The Vizio CA24T-A4 seems to have all the ingredients of an ideal Windows 8 PC. A touch screen, a wireless touch pad, and sleek, low-profile looks -- you might think it's an easy recommendation. The problem is that Vizio has focused too much on appearances, and not enough on build quality and overall value. Look into the Vizio CA24T-A4 if design is a primary concern, but for anyone focused on value and features-for-the-dollar, Asus and others offer more-compelling alternatives in the same price range.

The primary stories about the CA24T are that it's one of Vizio's first Windows 8-equipped all-in-ones, and also one of the first with a touch screen. Those features are both common enough now, but the fact that this system ships with a touch pad instead of a mouse gives the Vizio some added cachet. Like perhaps no other all-in-one out there, Vizio seems committed to touch-based input.

If you already use a touch pad on a PC, you may feel right at home with the Vizio. For those of us in the mouse-using majority, get ready to adapt to both a new input device and a new operating system.

Vizio doesn't deserve too much criticism for leaving out a mouse from its all-in-ones. You can remedy the problem cheaply, if not for free, and be on your way. The touch pad also seems to work better in Windows 8 than it did in Vizio's Windows 7-based CA27; it recognizes one- and two-finger input responsively enough, although it does not support the complete Windows 8 gesture language. For mouse users not yet acclimated to Windows 8, though, it means your first interactions with the CA24T will be awkward and uncertain while you try to master two changes to your computing comfort zone.

In addition to the touch pad, Vizio also lets you interact with Windows 8 via the CA24T's touch-screen display. The edge-to-edge glass ensures that you have full access to every interactive part of the screen, and the responsiveness is mostly satisfactory. I noticed some input lag and some drag while playing Air Hockey, but for general poking around, the screen is usable.

If the occasional unregistered input doesn't bother you, you may still wish that the screen could recline more. Windows 8 all-in-ones from Dell, Lenovo, Asus, and others give you 60 or 90 degrees of front-to-back adjustablity.

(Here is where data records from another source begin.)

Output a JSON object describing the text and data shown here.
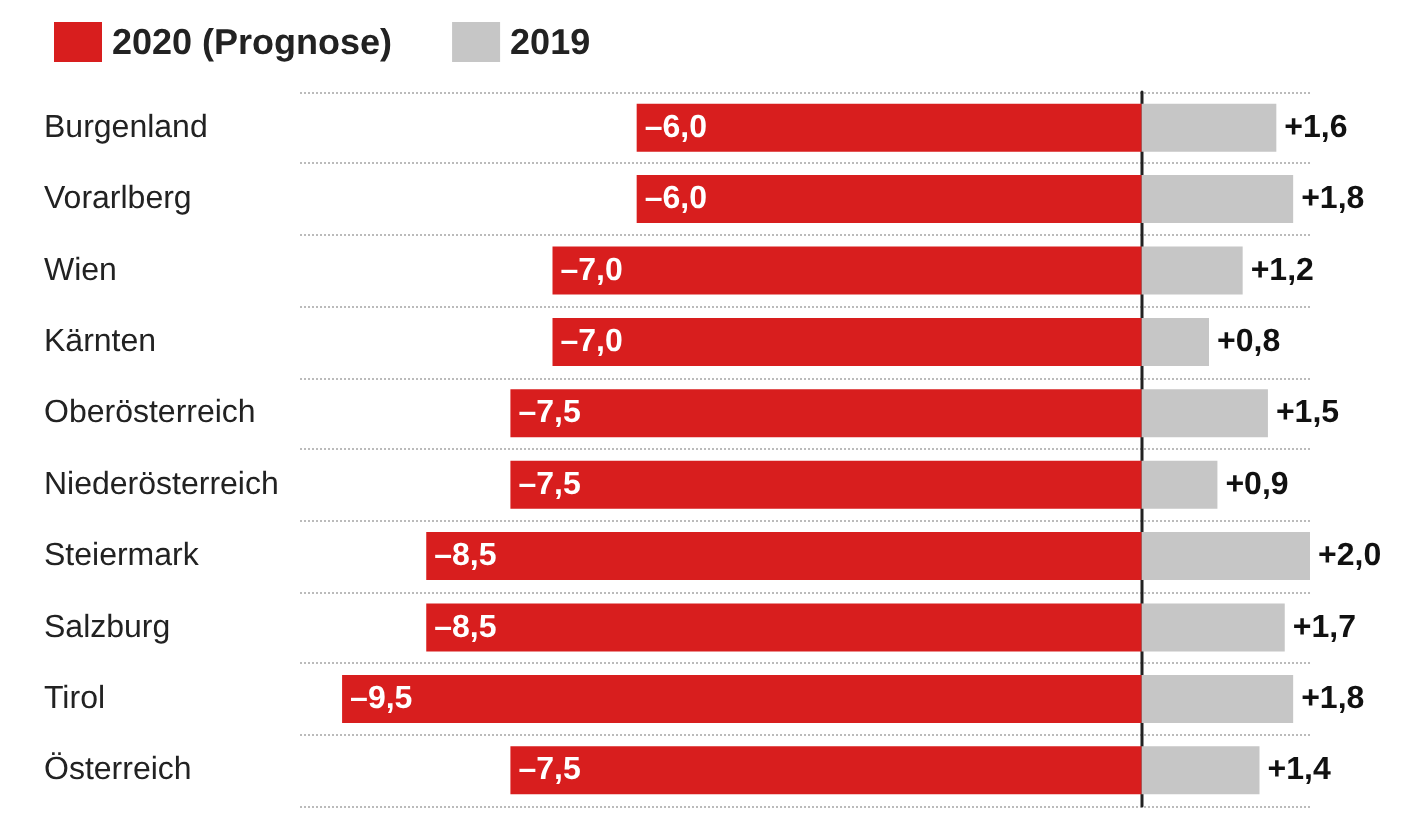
{
  "chart_data": {
    "type": "bar",
    "orientation": "horizontal",
    "stacked": true,
    "grid": "y",
    "legend": "top left",
    "tick_labels": "y",
    "categories": [
      "Burgenland",
      "Vorarlberg",
      "Wien",
      "Kärnten",
      "Oberösterreich",
      "Niederösterreich",
      "Steiermark",
      "Salzburg",
      "Tirol",
      "Österreich"
    ],
    "series": [
      {
        "name": "2020 (Prognose)",
        "color": "#d81e1e",
        "values": [
          -6.0,
          -6.0,
          -7.0,
          -7.0,
          -7.5,
          -7.5,
          -8.5,
          -8.5,
          -9.5,
          -7.5
        ],
        "value_labels": [
          "–6,0",
          "–6,0",
          "–7,0",
          "–7,0",
          "–7,5",
          "–7,5",
          "–8,5",
          "–8,5",
          "–9,5",
          "–7,5"
        ]
      },
      {
        "name": "2019",
        "color": "#c6c6c6",
        "values": [
          1.6,
          1.8,
          1.2,
          0.8,
          1.5,
          0.9,
          2.0,
          1.7,
          1.8,
          1.4
        ],
        "value_labels": [
          "+1,6",
          "+1,8",
          "+1,2",
          "+0,8",
          "+1,5",
          "+0,9",
          "+2,0",
          "+1,7",
          "+1,8",
          "+1,4"
        ]
      }
    ]
  }
}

The Vizio's range of motion is more like 35 degrees.

Vizio CA24T-A4 Asus ET2300INTI
Price $1,249 $1,299
Display size/resolution 24-inch, 1,920x1,080 23-inch, 1,920x1,080
CPU 2.5GHz Intel Core i5 3210M 3.0GHz Intel Core i5 3330
Memory 6GB 1,333MHZ DDR3 SDRAM 8GB 1,333MHZ DDR3 SDRAM
Graphics 32MB Intel HD Graphics 4000 1GB Nvidia GeForce GT630M
Hard drives 1TB, 5,400rpm 1TB, 7,200rpm
Optical drive None Dual-layer DVD burner
Networking Gigabit Ethernet, 802.11b/g/n wireless Gigabit Ethernet, 802.11b/g/n wireless
Operating system Windows 8 (64-bit) Windows 8 (64-bit)

My larger complaint about the Vizio CA24T comes down to its price, and the sacrifices Vizio made for the slim design.

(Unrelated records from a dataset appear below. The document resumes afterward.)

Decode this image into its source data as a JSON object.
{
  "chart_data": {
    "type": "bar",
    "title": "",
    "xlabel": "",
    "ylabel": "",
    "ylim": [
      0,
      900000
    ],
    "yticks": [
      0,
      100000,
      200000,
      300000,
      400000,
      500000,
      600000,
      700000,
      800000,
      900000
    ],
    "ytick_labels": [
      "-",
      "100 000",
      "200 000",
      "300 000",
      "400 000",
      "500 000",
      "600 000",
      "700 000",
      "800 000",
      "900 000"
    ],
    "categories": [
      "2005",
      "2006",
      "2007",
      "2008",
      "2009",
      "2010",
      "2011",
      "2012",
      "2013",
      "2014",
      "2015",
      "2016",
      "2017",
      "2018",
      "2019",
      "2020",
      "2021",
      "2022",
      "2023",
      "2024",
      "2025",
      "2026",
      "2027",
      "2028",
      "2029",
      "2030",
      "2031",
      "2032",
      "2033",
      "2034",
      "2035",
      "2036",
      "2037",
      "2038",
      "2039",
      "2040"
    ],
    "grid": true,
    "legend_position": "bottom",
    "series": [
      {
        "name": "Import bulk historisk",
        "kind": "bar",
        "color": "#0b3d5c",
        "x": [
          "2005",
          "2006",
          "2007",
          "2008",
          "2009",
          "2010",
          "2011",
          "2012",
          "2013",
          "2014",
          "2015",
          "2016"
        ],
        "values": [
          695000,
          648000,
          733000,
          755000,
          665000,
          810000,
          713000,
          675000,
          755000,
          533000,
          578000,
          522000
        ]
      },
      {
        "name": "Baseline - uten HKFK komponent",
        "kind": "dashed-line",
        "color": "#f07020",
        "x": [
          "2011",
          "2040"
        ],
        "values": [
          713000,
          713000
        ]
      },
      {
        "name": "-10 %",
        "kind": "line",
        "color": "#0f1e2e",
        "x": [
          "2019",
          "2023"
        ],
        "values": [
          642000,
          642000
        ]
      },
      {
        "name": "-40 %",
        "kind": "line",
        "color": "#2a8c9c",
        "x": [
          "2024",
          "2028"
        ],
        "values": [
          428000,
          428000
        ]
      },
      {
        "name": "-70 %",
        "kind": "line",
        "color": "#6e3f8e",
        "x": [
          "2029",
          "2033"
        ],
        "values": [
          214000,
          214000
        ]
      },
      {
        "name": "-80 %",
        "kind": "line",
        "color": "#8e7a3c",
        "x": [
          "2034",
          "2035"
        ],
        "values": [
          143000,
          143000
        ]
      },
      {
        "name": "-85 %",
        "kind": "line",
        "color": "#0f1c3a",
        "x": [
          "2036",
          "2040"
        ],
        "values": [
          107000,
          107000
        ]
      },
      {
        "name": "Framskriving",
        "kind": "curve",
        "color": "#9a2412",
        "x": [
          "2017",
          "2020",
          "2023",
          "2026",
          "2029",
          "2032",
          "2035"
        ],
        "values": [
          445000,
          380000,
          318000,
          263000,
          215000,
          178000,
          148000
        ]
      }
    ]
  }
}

Compare the Vizio with the Asus above and you'll see that the Asus system has better components in almost every aspect. Vizio has the edge in screen size by an inch, but otherwise, from CPU speed to hard-disk rotational speed, to system memory and graphics chip capability, the Asus is simply a better computer for only $50 more. Not depicted on this list, the Asus system also has integrated Intel wireless display support, as well as two Thunderbolt ports. You can also drop down the Asus' touch screen so that it lies completely flat.

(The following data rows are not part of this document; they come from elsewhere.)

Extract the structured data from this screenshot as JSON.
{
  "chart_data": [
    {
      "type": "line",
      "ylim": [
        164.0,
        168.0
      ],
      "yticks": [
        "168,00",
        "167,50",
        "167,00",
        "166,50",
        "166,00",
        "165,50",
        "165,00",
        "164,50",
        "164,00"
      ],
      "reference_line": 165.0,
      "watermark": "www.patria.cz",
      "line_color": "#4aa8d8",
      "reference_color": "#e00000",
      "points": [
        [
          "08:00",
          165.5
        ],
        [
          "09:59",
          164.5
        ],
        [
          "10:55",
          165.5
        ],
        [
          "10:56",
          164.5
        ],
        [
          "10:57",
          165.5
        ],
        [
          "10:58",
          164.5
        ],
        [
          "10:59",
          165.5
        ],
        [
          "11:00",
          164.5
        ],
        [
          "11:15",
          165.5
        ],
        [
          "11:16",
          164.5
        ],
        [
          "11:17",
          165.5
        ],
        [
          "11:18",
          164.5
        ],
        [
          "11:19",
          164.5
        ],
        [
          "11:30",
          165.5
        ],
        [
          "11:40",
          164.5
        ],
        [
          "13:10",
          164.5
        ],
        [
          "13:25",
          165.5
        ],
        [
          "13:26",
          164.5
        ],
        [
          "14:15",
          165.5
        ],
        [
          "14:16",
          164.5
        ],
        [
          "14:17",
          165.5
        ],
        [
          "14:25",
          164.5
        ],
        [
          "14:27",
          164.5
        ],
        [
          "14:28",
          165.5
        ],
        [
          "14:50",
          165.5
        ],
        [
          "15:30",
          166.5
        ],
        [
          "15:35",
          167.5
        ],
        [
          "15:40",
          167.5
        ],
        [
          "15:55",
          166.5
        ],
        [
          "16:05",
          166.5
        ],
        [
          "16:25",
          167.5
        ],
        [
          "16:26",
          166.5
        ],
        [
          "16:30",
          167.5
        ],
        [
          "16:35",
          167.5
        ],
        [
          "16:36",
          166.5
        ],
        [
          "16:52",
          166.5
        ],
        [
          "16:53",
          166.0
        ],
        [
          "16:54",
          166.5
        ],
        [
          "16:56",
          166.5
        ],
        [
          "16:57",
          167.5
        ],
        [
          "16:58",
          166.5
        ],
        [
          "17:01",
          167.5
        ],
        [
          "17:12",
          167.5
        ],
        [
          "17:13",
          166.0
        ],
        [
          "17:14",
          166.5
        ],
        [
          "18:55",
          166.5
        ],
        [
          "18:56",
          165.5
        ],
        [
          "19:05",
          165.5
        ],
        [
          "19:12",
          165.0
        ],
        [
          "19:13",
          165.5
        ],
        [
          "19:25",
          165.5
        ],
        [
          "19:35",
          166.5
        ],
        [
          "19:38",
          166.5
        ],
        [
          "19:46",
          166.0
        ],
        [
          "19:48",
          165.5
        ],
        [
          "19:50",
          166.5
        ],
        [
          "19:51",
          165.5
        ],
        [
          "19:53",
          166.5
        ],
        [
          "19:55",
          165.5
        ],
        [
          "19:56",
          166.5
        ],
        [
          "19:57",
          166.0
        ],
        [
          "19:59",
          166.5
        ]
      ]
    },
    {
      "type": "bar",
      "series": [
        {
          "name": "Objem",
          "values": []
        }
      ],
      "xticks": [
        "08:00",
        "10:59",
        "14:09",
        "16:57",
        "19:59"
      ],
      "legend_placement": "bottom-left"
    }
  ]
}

Ultimately, the Vizio's problems and advantages come down to its laptop motherboard and chipset. It's that smaller scale, lower-power circuitry that allows the Vizio such a small base unit. It also accounts for the slower components and the higher price. The Asus system and its desktop chipset produce just the opposite kind of all-in-one: faster, with more power and cooling needs (which leads to the larger base), and a more affordable price relative to its capabilities.

Your preference will, of course, depend on your taste, but for overall computer for the dollar, the Asus is the clear winner between these two desktops.